The method of the preceding paragraph can optionally include, additionally and/or alternatively, any one or more of the following features, configurations and/or additional components:

The hopper indicator system of the preceding paragraph can optionally include, additionally and/or alternatively, any one or more of the following features, configurations and/or additional components:

A further embodiment of the foregoing hopper indicator system, wherein the sensor is configured to sense when the arm comes into contact with debris and further to sense a position of the arm relative to the actuator.

A further embodiment of the foregoing hopper indicator system, wherein the sensor comprises a rotational encoder.

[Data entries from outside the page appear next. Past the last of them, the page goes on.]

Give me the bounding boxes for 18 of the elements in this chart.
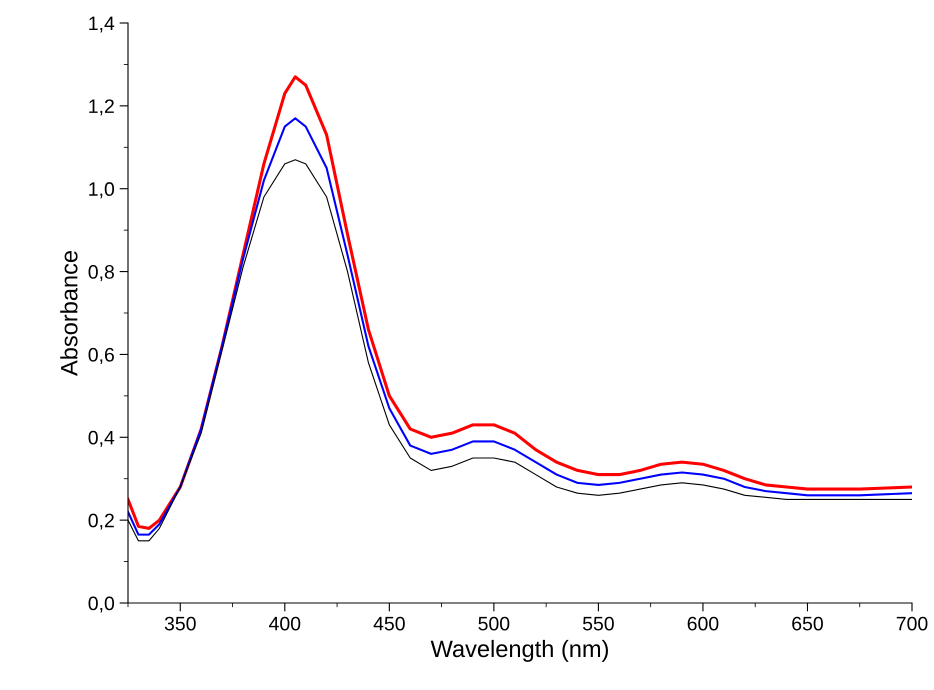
x-tick-label: 700 xyxy=(896,616,928,630)
y-tick-label: 0,2 xyxy=(88,514,114,530)
x-tick-label: 350 xyxy=(164,616,196,630)
x-axis-title: Wavelength (nm) xyxy=(430,640,608,662)
y-tick-label: 1,2 xyxy=(89,99,114,116)
x-tick-label: 450 xyxy=(374,616,405,630)
y-tick-label: 1,0 xyxy=(89,182,114,198)
y-tick-label: 0,4 xyxy=(88,430,114,447)
y-tick-label: 0,8 xyxy=(88,265,114,282)
x-tick-label: 650 xyxy=(792,616,823,630)
y-tick-label: 1,4 xyxy=(89,16,114,33)
x-tick-label: 500 xyxy=(478,616,510,630)
y-tick-label: 0,0 xyxy=(88,596,114,613)
x-tick-label: 600 xyxy=(688,616,718,630)
x-tick-label: 550 xyxy=(582,616,614,630)
y-tick-label: 0,6 xyxy=(88,348,114,364)
x-tick-label: 400 xyxy=(269,616,300,630)
y-axis-title: Absorbance xyxy=(60,251,78,376)
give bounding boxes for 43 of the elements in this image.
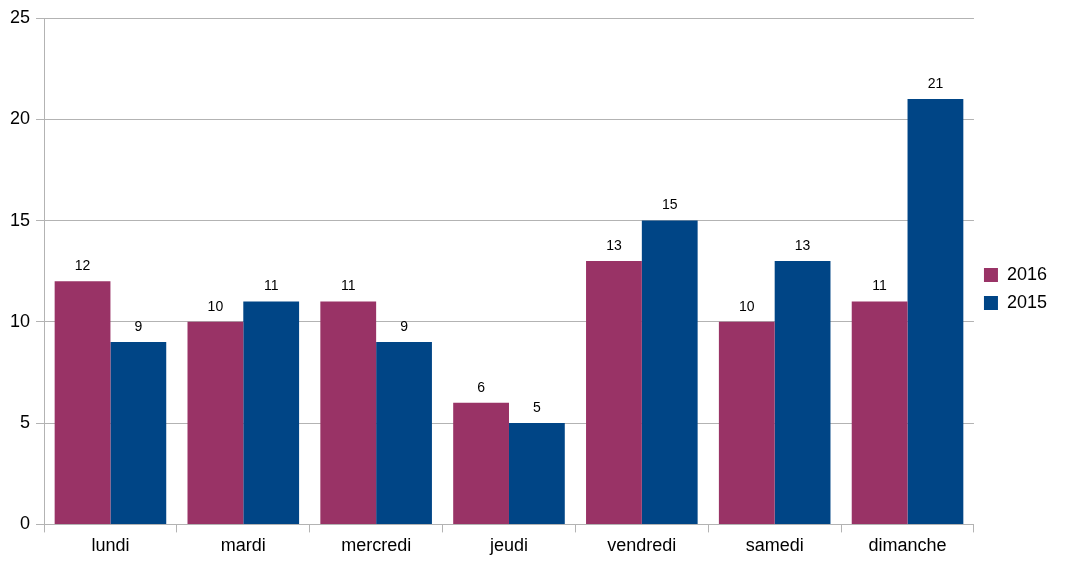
data-label: 11 xyxy=(340,277,356,294)
data-label: 11 xyxy=(872,277,888,294)
y-tick-label: 0 xyxy=(20,513,31,534)
bar xyxy=(907,99,964,524)
x-tick-label: mardi xyxy=(220,535,266,556)
legend-label: 2016 xyxy=(1006,263,1047,284)
x-tick-label: vendredi xyxy=(607,535,677,556)
data-label: 9 xyxy=(400,317,409,334)
y-tick-label: 20 xyxy=(9,108,31,129)
x-tick-label: samedi xyxy=(745,535,804,556)
data-label: 10 xyxy=(207,297,224,314)
bar xyxy=(586,261,642,524)
bar xyxy=(774,261,831,524)
data-label: 13 xyxy=(794,236,811,253)
bar xyxy=(320,301,377,524)
x-tick-label: dimanche xyxy=(868,535,947,556)
data-label: 13 xyxy=(606,236,622,253)
legend-label: 2015 xyxy=(1006,291,1047,312)
y-tick-label: 5 xyxy=(20,412,31,433)
bar xyxy=(110,342,167,524)
data-label: 10 xyxy=(739,297,755,314)
bar xyxy=(851,301,908,524)
x-tick-label: lundi xyxy=(91,535,130,556)
bar xyxy=(508,423,565,524)
bar xyxy=(187,321,244,524)
data-label: 12 xyxy=(74,257,91,274)
bar xyxy=(243,301,300,524)
data-label: 9 xyxy=(134,317,143,334)
y-tick-label: 10 xyxy=(9,310,31,331)
x-tick-label: jeudi xyxy=(488,535,528,556)
bar xyxy=(718,321,775,524)
data-label: 21 xyxy=(927,74,944,91)
bar xyxy=(453,402,509,524)
x-tick-label: mercredi xyxy=(341,535,412,556)
bar xyxy=(376,342,432,524)
bar xyxy=(54,281,111,524)
data-label: 15 xyxy=(661,196,678,213)
bar xyxy=(641,220,698,524)
data-label: 11 xyxy=(263,277,279,294)
y-tick-label: 25 xyxy=(9,6,31,27)
y-tick-label: 15 xyxy=(9,209,31,230)
data-label: 5 xyxy=(532,398,541,415)
data-label: 6 xyxy=(477,378,486,395)
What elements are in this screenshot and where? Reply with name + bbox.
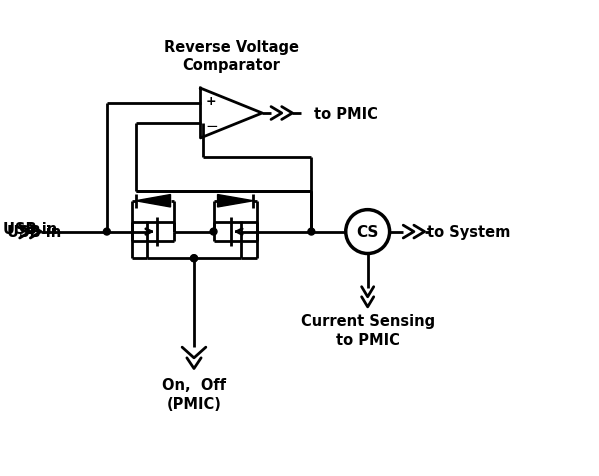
Circle shape — [308, 228, 315, 236]
Text: Reverse Voltage
Comparator: Reverse Voltage Comparator — [164, 40, 299, 73]
Text: to System: to System — [427, 225, 510, 239]
Circle shape — [104, 228, 110, 236]
Circle shape — [190, 255, 198, 262]
Polygon shape — [135, 195, 171, 208]
Text: −: − — [205, 119, 218, 133]
Text: USB in: USB in — [7, 225, 61, 239]
Text: +: + — [205, 95, 216, 108]
Text: to PMIC: to PMIC — [314, 106, 378, 121]
Text: USB in: USB in — [3, 222, 58, 237]
Circle shape — [210, 228, 217, 236]
Text: CS: CS — [356, 225, 379, 239]
Polygon shape — [217, 195, 253, 208]
Text: Current Sensing
to PMIC: Current Sensing to PMIC — [301, 314, 435, 347]
Circle shape — [190, 255, 198, 262]
Text: On,  Off
(PMIC): On, Off (PMIC) — [162, 377, 226, 411]
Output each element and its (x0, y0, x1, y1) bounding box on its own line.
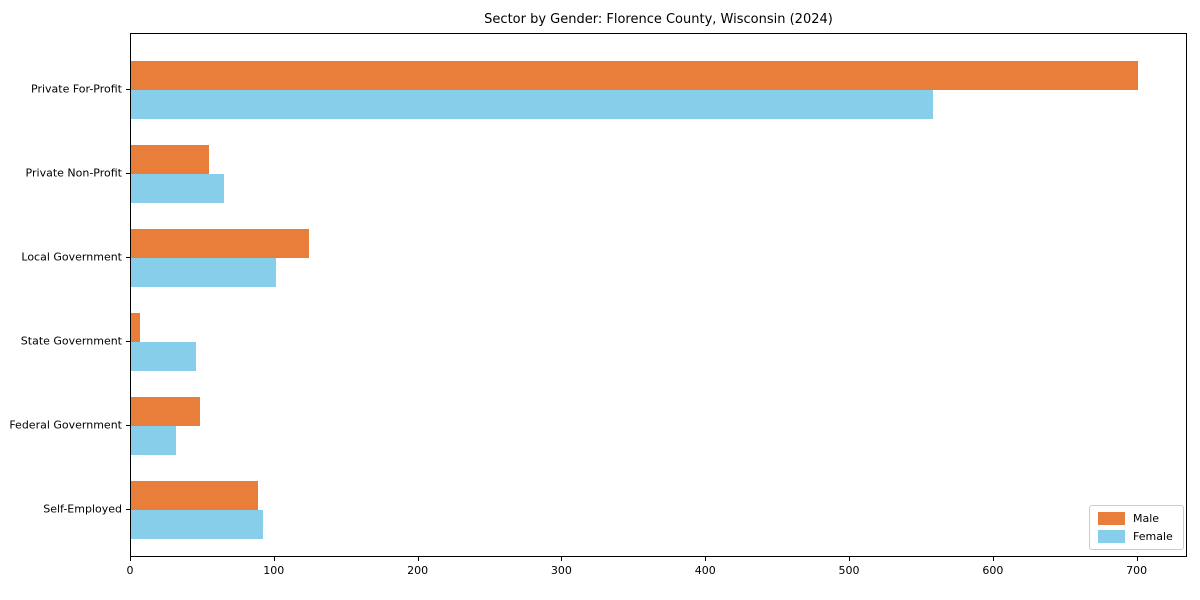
xtick-mark-5 (849, 557, 851, 561)
chart-title: Sector by Gender: Florence County, Wisco… (484, 12, 833, 27)
ytick-mark-0 (126, 88, 130, 90)
ytick-mark-3 (126, 340, 130, 342)
legend-swatch-female (1098, 530, 1125, 543)
xtick-label-5: 500 (838, 564, 860, 577)
legend-item-male: Male (1098, 512, 1173, 525)
bar-male-3 (131, 312, 140, 342)
ytick-mark-2 (126, 256, 130, 258)
legend: Male Female (1089, 505, 1184, 550)
legend-label-male: Male (1133, 512, 1160, 525)
ytick-label-5: Self-Employed (43, 502, 122, 515)
bar-female-0 (131, 89, 934, 119)
legend-swatch-male (1098, 512, 1125, 525)
xtick-mark-6 (992, 557, 994, 561)
bar-female-4 (131, 425, 176, 455)
xtick-label-3: 300 (550, 564, 572, 577)
xtick-label-1: 100 (263, 564, 285, 577)
bar-male-1 (131, 144, 209, 174)
ytick-label-0: Private For-Profit (31, 82, 122, 95)
xtick-label-0: 0 (126, 564, 134, 577)
bar-male-2 (131, 228, 310, 258)
xtick-mark-0 (130, 557, 131, 561)
plot-area (130, 33, 1187, 557)
xtick-mark-4 (705, 557, 707, 561)
ytick-mark-4 (126, 424, 130, 426)
xtick-mark-3 (561, 557, 563, 561)
bar-female-1 (131, 173, 225, 203)
bar-female-2 (131, 257, 277, 287)
bar-female-5 (131, 509, 264, 539)
legend-label-female: Female (1133, 530, 1173, 543)
xtick-label-6: 600 (982, 564, 1004, 577)
xtick-label-4: 400 (694, 564, 716, 577)
ytick-mark-1 (126, 172, 130, 174)
legend-item-female: Female (1098, 530, 1173, 543)
xtick-mark-2 (417, 557, 419, 561)
ytick-label-4: Federal Government (9, 418, 122, 431)
xtick-label-7: 700 (1126, 564, 1148, 577)
bar-male-4 (131, 396, 201, 426)
ytick-label-3: State Government (20, 334, 122, 347)
bar-female-3 (131, 341, 196, 371)
xtick-label-2: 200 (407, 564, 429, 577)
xtick-mark-7 (1136, 557, 1138, 561)
bar-male-5 (131, 480, 258, 510)
ytick-label-1: Private Non-Profit (25, 166, 122, 179)
ytick-label-2: Local Government (21, 250, 122, 263)
xtick-mark-1 (273, 557, 275, 561)
bar-male-0 (131, 60, 1138, 90)
ytick-mark-5 (126, 508, 130, 510)
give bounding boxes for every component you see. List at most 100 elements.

A method of detecting debris in a hopper of a cleaning machine, the method comprising: operating the cleaning machine; collecting debris with a cleaning element of the cleaning machine; delivering the debris into the hopper of the cleaning machine; detecting a level of the debris in the hopper with a hopper indicator system, wherein the hopper indicator system comprises: an actuator; an arm operably coupled to the actuator, wherein the arm is disposed to rotate about a rotational axis of the actuator; a sensor configured to detect when the arm comes into contact with the debris; a controller in communication with the sensor, wherein the controller is configured to receive signals from the sensor; and a hopper indicator system in communication with the sensor, wherein the indicator system is configured to provide an indication to a user in response to the arm coming into contact with debris; and providing the indication of the level of the debris in the hopper.